Petruccelli, an East Boston Democrat, appeared at the monthly meeting of the Chinatown Coalition as part of a series of visits to introduce himself to the neighborhood. Under the state’s redistricting plan, Chinatown moves out of the Second Suffolk District, represented by Sonia Chang-Diaz, and into Petrucelli’s First Suffolk and Middlesex District.
“I know I have big shoes to fill in representing the community she served so well,” he said of Chang-Diaz. He pledged to support issues important to Chinatown and the wider Asian-American community, including home-rule petitions for bilingual ballots in Boston and access to affordable housing.
Petruccelli highlighted accomplishments from his five years in the State Senate and eight previous years in the Massachusetts House of Representatives, including auto-insurance reform that prevented insurers from using drivers’ credit scores as a factor in determining rates. He also spoke of current efforts to rein in the cost of health care for employers.
He said recent improvements in the economy, with the stock market rising and unemployment dropping, could make residents believe the years of tight state budgets were at an end. With unemployment still high and revenues below benchmarks, he said, it will be a while before the state is in the black.
“Things are doing better, without a doubt, but numbers are not there yet,” Petruccelli said.
In addition to unemployment, there is the issue of 100,000 available jobs in the state that lack qualified applicants. Petruccelli said there needs be more workforce training to align potential workers with jobs requiring greater technological skills.

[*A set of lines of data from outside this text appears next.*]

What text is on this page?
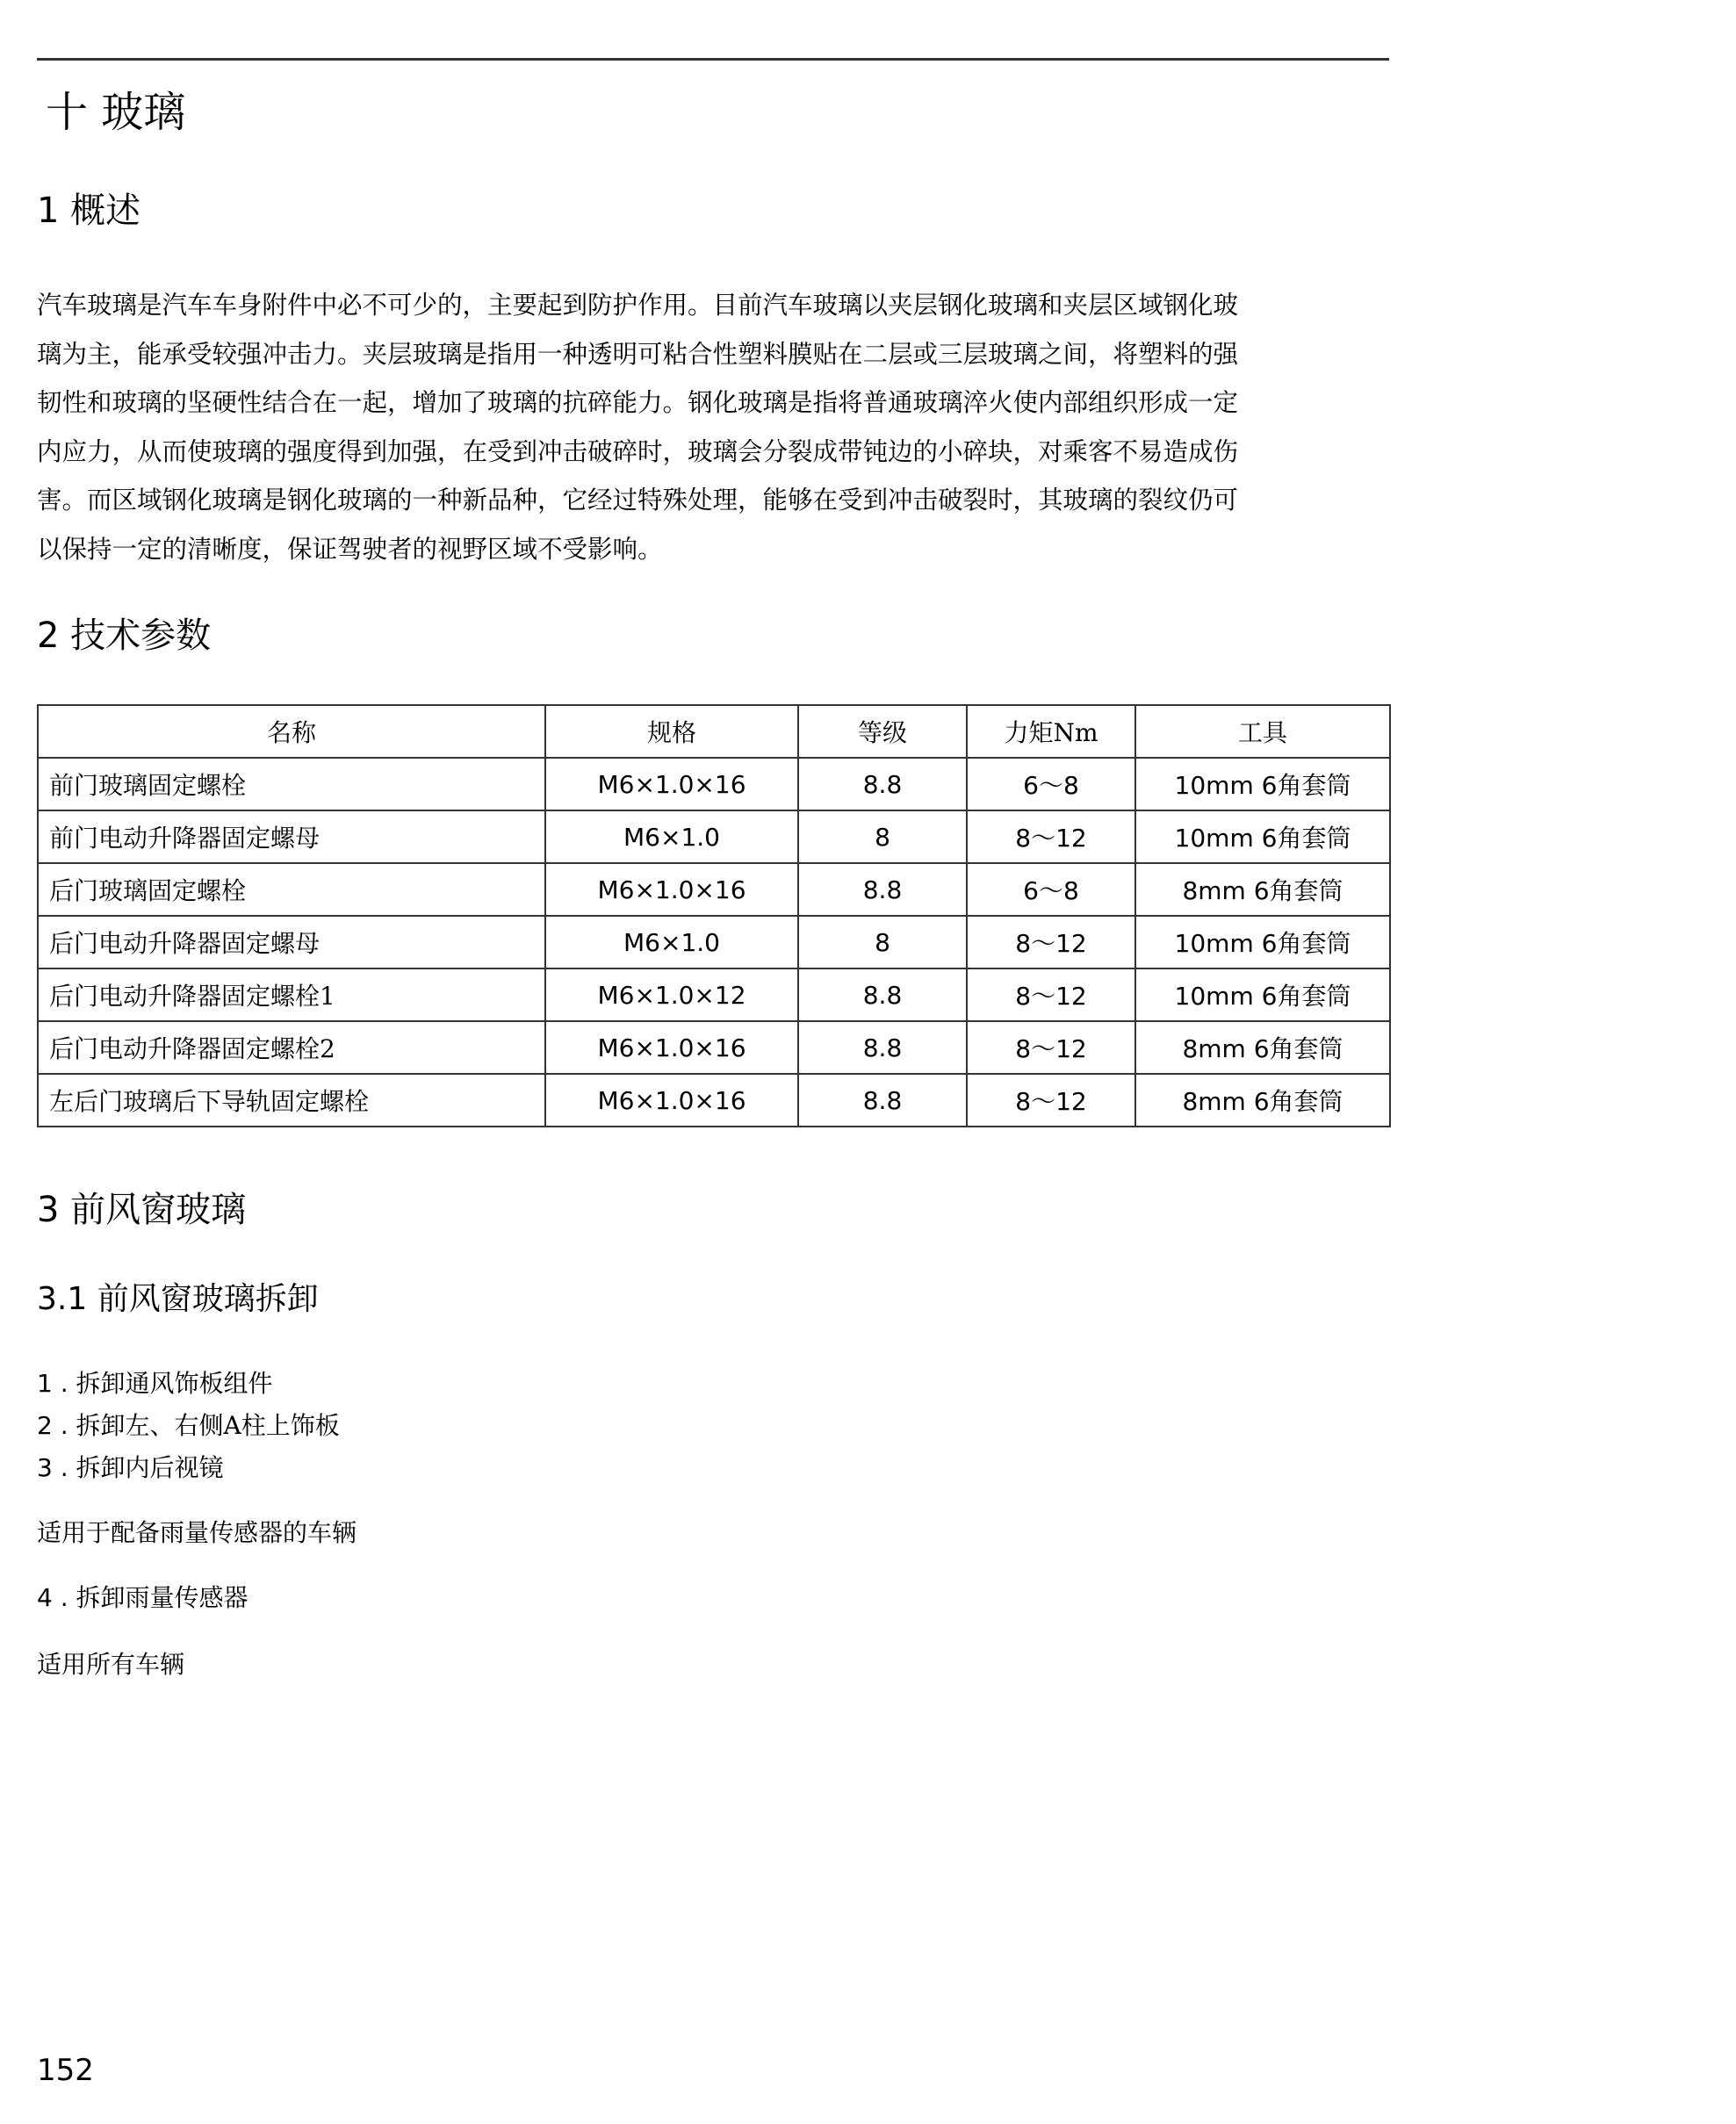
十 玻璃
1 概述
汽车玻璃是汽车车身附件中必不可少的，主要起到防护作用。目前汽车玻璃以夹层钢化玻璃和夹层区域钢化玻
璃为主，能承受较强冲击力。夹层玻璃是指用一种透明可粘合性塑料膜贴在二层或三层玻璃之间，将塑料的强
韧性和玻璃的坚硬性结合在一起，增加了玻璃的抗碎能力。钢化玻璃是指将普通玻璃淬火使内部组织形成一定
内应力，从而使玻璃的强度得到加强，在受到冲击破碎时，玻璃会分裂成带钝边的小碎块，对乘客不易造成伤
害。而区域钢化玻璃是钢化玻璃的一种新品种，它经过特殊处理，能够在受到冲击破裂时，其玻璃的裂纹仍可
以保持一定的清晰度，保证驾驶者的视野区域不受影响。
2 技术参数
名称	规格	等级	力矩Nm	工具
前门玻璃固定螺栓	M6×1.0×16	8.8	6～8	10mm 6角套筒
前门电动升降器固定螺母	M6×1.0	8	8～12	10mm 6角套筒
后门玻璃固定螺栓	M6×1.0×16	8.8	6～8	8mm 6角套筒
后门电动升降器固定螺母	M6×1.0	8	8～12	10mm 6角套筒
后门电动升降器固定螺栓1	M6×1.0×12	8.8	8～12	10mm 6角套筒
后门电动升降器固定螺栓2	M6×1.0×16	8.8	8～12	8mm 6角套筒
左后门玻璃后下导轨固定螺栓	M6×1.0×16	8.8	8～12	8mm 6角套筒
3 前风窗玻璃
3.1 前风窗玻璃拆卸

1 . 拆卸通风饰板组件

2 . 拆卸左、右侧A柱上饰板

3 . 拆卸内后视镜

适用于配备雨量传感器的车辆

4 . 拆卸雨量传感器

适用所有车辆

152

A local businessman raised the issue of the state’s new gambling law and plans to build a casino at Suffolk Downs, in Petruccelli’s native East Boston.
The man said Asian Americans seem to have a special fondness for gambling, and as a result are disproportionately represented among those with gambling addictions. That problem, he said, is compounded by the large number of Asian-American gamblers who don’t speak English and are especially unlikely to seek treatment.
He asked for the state legislature to conduct a study about the social impacts and family problems created by gambling, with a special focus on the Asian-American community.